Whether it's misinformation or disinformation, generative AI undoubtedly poses a challenge
It is beyond question that disinformation and misinformation are not "modern" issues by most measures. What is also becoming increasingly evident is that even if AI-generated text and media contributing to mis- and disinformation are turning out to be qualitatively similar to more traditional strategies towards the same aim, the quantitative aspect is the more worrying one.
This Wednesday at TechCrunch Disrupt 2024, Center for Countering Digital Hate CEO Imran Ahmed, Director of the CITRIS Policy Lab Brandie Nonnecke, and Meta Oversight Board Co-Chair Pamela San Martin participated in a panel to discuss how AI has exacerbated misinformation and disinformation, their thoughts on current attempts at regulation, and other alternatives to mitigate the threats of AI-generated deepfakes. The discussion was equally lively, earnest, and respectful, revealing a diversity of opinions around the topic, but also converging towards a common view: those behind social media platforms and generative AI products still have a lot of work to do.
Undoubtedly, the highlight of the panel was Imran Ahmed's reconstruction of generative AI as a "perpetual bulls–t machine". The Center for Countering Digital Hate CEO remarked how, before generative AI became so pervasive, the cost of disinformation typically amounted to the effort put into producing a given piece of disinformation, and how generative AI had made it so even that one cost was now zero. In his words: "So what you have, theoretically, is a perfect loop system in which generative AI is producing, it’s distributing, and then it’s assessing the performance — A/B testing and improving. You’ve got a perpetual bulls–t machine. That’s quite worrying!"
Brandie Nonnecke reminded the audience that even though the threat is real, there are concrete efforts to mitigate the effects of and get the spread of misinformation and disinformation under control. Nonnecke specifically referred to the recently signed bills in the state of California, one of which requires developers of AI-powered media generators to make detectors available for the general public; another that establishes that social media platforms must identify and remove deepfakes and other sources of disinformation; and another that makes it punishable to create or distribute non-consensual deepfakes.
Following this more optimistic trend, Meta Oversight Board Co-Chair Pamela San Martin remarked that for all our fears of deepfakes overtaking global elections this year, the rise in deepfakes for election disinformation did not reach the heights the world was expecting. The key point she drove was that pushing regulation based on unmotivated fears risks cutting back on the more productive side of generative AI. While in agreement with her fellow panelists, San Martin held the most optimistic view of the three, attempting to balance the benefits of (external) regulation with enabling entities, particularly social media platforms, to implement some form of self-regulation.
San Martin's contribution easily set off one of the most passionate segments of the debate. Nonnecke and Ahmed remained mostly skeptical of the benefits of self-regulation, and respectfully dissenting with San Martin, expressed their doubts about whether the Meta Oversight Board was enough to guarantee true transparency and accountability, given that, however indirectly, Meta still holds substantial influence (however indirect) over the Board. Similar criticism is applicable, for instance, to OpenAI's newly appointed Safety and Security Committee.

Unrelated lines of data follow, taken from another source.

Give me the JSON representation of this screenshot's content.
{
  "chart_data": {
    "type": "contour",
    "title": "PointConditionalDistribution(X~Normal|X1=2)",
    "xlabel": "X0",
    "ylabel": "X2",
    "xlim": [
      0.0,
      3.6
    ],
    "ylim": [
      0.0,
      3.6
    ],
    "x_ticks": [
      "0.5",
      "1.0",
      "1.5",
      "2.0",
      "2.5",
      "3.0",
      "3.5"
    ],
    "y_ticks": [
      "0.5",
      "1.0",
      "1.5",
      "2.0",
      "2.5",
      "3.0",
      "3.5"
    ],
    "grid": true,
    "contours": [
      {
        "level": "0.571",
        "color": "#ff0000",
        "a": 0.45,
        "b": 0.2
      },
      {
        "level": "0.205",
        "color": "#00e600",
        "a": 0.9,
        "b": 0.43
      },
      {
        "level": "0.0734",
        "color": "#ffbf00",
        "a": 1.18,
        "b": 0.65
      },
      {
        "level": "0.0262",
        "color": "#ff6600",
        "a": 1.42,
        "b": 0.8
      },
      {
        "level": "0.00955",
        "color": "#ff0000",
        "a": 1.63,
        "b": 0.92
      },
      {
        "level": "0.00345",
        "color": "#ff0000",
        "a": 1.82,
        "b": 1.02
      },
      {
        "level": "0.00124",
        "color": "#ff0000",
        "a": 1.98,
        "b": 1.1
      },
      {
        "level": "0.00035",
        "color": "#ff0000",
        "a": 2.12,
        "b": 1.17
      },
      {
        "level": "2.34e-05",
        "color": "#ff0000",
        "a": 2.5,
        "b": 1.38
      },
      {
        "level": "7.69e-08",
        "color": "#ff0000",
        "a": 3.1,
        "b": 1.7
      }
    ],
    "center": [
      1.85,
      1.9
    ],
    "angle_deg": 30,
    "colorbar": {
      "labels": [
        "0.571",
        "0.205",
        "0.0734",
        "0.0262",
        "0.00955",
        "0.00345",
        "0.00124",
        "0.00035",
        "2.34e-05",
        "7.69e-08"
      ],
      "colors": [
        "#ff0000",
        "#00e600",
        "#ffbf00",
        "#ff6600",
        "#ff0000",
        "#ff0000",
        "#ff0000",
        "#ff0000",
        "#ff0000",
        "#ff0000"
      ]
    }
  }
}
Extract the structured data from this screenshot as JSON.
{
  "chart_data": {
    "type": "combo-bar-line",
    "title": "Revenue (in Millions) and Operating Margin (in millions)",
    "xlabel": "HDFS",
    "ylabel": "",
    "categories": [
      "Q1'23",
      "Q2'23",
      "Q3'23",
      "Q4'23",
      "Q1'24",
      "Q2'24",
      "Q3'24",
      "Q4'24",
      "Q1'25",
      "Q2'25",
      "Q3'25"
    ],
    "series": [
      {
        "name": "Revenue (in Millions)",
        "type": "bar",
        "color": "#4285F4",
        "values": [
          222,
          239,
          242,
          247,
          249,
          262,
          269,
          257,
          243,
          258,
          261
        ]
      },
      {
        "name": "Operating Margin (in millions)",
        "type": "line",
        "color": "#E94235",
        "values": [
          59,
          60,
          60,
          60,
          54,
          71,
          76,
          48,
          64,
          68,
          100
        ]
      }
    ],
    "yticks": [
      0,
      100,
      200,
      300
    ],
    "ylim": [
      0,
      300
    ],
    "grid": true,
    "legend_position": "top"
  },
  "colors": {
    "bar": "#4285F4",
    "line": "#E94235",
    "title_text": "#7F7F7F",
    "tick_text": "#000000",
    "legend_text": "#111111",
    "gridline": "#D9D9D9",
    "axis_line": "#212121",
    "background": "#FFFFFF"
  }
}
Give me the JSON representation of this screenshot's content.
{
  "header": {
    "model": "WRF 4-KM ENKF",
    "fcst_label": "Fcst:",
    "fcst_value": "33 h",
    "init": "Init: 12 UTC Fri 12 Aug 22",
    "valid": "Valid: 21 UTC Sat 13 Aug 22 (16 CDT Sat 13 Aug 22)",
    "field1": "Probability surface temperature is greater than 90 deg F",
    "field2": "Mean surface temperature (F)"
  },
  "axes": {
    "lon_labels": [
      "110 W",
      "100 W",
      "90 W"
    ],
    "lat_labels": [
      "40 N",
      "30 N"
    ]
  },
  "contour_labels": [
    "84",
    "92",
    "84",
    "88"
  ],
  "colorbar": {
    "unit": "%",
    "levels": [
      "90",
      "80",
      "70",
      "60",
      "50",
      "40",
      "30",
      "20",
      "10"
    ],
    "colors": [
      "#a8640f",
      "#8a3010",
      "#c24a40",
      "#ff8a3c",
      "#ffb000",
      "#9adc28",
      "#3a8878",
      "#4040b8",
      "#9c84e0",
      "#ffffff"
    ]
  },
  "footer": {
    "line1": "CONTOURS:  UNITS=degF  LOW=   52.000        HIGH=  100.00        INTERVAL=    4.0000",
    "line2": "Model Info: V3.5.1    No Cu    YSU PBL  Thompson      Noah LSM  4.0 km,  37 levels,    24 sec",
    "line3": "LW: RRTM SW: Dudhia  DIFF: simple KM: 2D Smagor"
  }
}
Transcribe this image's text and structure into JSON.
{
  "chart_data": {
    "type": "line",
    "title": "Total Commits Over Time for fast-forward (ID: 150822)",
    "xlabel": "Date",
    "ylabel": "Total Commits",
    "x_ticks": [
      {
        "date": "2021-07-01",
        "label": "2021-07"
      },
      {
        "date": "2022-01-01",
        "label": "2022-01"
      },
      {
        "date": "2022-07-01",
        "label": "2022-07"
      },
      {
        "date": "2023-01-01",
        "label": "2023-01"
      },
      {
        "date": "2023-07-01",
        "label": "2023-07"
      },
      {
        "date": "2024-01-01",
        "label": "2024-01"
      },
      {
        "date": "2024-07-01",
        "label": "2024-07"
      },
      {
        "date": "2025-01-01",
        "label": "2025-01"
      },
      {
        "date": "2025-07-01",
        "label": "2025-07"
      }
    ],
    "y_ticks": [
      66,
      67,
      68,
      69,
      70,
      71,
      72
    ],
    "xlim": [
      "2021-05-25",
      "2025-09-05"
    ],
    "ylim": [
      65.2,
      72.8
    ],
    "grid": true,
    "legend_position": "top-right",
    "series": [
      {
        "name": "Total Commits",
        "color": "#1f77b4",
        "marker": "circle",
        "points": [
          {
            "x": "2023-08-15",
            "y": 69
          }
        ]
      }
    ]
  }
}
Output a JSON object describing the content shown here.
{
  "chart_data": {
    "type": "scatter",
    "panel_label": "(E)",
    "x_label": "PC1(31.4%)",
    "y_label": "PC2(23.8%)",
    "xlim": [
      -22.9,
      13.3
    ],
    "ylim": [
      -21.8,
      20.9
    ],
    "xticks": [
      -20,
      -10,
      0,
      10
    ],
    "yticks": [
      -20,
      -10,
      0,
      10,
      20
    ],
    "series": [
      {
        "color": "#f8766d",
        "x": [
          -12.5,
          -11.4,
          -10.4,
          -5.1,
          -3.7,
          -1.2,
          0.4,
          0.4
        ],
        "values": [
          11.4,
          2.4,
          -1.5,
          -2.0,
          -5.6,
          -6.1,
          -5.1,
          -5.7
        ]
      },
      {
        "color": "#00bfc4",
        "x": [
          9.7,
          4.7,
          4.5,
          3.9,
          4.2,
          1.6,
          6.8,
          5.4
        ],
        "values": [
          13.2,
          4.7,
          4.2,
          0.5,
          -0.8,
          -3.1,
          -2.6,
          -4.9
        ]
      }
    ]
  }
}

On a related note, Imran Ahmed brought up the social media platform X's Grok and its image generation capabilities as a paradigm of "self-regulation" gone bad, with the lack of guardrails for Grok's image generation capabilities becoming a selling point for acquiring a subscription to the social media platform. Overall, the panelists agreed there is a way forward, whether it is implementing stricter technical controls—ranging from digital watermarking to making it impossible to purchase non-consensual deepfake imagery using credit cards, and penalizing ISPs for enabling domain hosting for these services— or accelerating government-originated regulation to hold the creators of generative AI tools and social media platforms accountable.